Currently, we do not know "which patients will progress and in which patients the disease will remain stagnant," he said. "That uncertainty needs to be communicated to our patients as we discuss screening and treatment."

Words Matter

At the recent NIH meeting, panel chair Patricia Ganz, MD, from the Jonsson Comprehensive Cancer Center at the University of California at Los Angeles, noted that "cancer is a continuum, but how we name it and how we talk about it influences treatment choices. We should not downplay that it is part of the neoplastic spectrum, but it is not as threatening as a highly invasive cancer."

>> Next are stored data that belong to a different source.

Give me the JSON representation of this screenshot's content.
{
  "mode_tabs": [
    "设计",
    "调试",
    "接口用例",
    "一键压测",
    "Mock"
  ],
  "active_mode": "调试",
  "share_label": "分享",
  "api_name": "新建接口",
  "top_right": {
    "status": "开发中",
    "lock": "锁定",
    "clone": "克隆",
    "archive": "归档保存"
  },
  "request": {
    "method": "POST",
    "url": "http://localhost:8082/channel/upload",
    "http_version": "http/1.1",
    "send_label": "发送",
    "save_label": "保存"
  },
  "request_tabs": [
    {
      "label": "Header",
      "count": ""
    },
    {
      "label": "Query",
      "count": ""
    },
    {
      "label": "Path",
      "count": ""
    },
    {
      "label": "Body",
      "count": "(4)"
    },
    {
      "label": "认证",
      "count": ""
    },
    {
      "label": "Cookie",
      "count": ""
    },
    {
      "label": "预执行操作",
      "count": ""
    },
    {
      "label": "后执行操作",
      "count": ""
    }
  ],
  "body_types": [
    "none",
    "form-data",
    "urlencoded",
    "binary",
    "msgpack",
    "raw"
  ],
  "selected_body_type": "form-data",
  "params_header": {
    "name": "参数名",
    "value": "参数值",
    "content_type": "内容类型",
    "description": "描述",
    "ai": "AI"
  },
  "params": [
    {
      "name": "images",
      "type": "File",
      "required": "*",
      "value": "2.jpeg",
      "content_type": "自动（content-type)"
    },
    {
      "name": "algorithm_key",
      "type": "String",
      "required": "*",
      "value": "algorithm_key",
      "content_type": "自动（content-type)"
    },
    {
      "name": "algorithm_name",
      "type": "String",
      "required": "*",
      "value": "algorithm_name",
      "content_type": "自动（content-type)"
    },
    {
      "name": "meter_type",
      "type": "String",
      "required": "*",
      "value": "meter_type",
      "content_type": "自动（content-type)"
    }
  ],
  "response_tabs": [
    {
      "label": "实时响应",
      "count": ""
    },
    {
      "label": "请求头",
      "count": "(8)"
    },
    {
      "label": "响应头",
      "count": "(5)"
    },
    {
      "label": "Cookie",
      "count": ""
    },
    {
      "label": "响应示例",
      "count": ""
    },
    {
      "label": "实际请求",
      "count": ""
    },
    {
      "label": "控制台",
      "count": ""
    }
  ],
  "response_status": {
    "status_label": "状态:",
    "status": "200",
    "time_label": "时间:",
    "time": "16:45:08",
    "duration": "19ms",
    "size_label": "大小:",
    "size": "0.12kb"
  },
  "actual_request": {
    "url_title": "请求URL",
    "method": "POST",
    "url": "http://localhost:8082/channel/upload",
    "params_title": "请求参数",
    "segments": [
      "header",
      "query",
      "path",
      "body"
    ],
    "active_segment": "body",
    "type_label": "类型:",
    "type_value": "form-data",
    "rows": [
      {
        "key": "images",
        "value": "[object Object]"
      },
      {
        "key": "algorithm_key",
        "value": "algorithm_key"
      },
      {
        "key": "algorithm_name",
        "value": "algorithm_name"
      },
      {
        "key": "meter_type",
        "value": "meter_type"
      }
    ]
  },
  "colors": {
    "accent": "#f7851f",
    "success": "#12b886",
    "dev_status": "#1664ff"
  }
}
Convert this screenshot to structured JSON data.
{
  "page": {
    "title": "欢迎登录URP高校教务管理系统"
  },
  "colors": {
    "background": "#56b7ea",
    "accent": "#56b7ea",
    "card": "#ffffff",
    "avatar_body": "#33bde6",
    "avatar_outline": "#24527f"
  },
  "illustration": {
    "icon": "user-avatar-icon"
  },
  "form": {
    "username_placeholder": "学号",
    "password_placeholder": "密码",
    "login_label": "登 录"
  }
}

No alternative or replacements terms were proposed at that meeting.

However, indolent lesions of epithelial origin (IDLE) tumors has previously been suggested as an alternative. That term was coined to describe the early lesions of breast cancer seen in ductal carcinoma in situ, but it was also proposed to cover slow-growing low-risk prostate cancer.

In their editorial, Drs. Chabner and Smith argue against any new terminology. They point out that indolent cancers occur as part of the spectrum of breast cancer, lymphoma, and other forms of malignancy, and those will continue to be called cancer.

"Prostate cancer, in all its manifestations, is a real cancer," they write. They emphasize that it is potentially fatal; approximately 15% of patients diagnosed with prostate cancer die from it.

The connotation of lethality for some patients is unfortunate.

They agree that "the connotation of lethality for some patients is unfortunate."

It is clear that patients with a favorable presentation usually progress very slowly; for elderly men, a period of active surveillance might not place them in danger of eventual death resulting from cancer, they write. "The same can be said for small, estrogen-receptor-positive breast cancer in elderly women, a presentation that may not require aggressive therapy."

However, for patients who are younger than 70 years and who have a life expectancy of 15 years or more, the outcome of active surveillance is less clear, they note. In this younger age group, the actual benefits of active surveillance, compared with aggressive intervention, have yet to be proven in a clinical trial. They point out that, if left untreated, some of these younger men with favorable findings at presentation — perhaps 10% to 20% — will live long enough to develop metastatic disease, and some will die as a result of its dissemination.

"Because of this uncertainty, many younger patients will choose to proceed with treatment," they note.

Drs. Chabner and Smith touch on the uncertainty surrounding the use of prostate-specific antigen screening and the controversy that erupted after the US Preventive Services Task Force recommended against its widespread use in the general population.

Patients deserve to know about these uncertainties to make informed decisions, Drs. Chabner and Smith conclude. "Ignoring the fact that it is cancer or renaming it something else does not help the discussion."

Dr. Chabner reports consulting for Sanofi, Redwood, Allergan, Epizyme, PharmaMar, and GlaxoSmithKline; receiving honoraria from Eli Lilly; and having an ownership interest in PharmaMar, Gilead, Merck, Epizyme, Human Genome Sciences, Curis, Onyx, Rigel, and Bristol-Myers Squibb. Dr. Smith has disclosed no relevant financial relationships.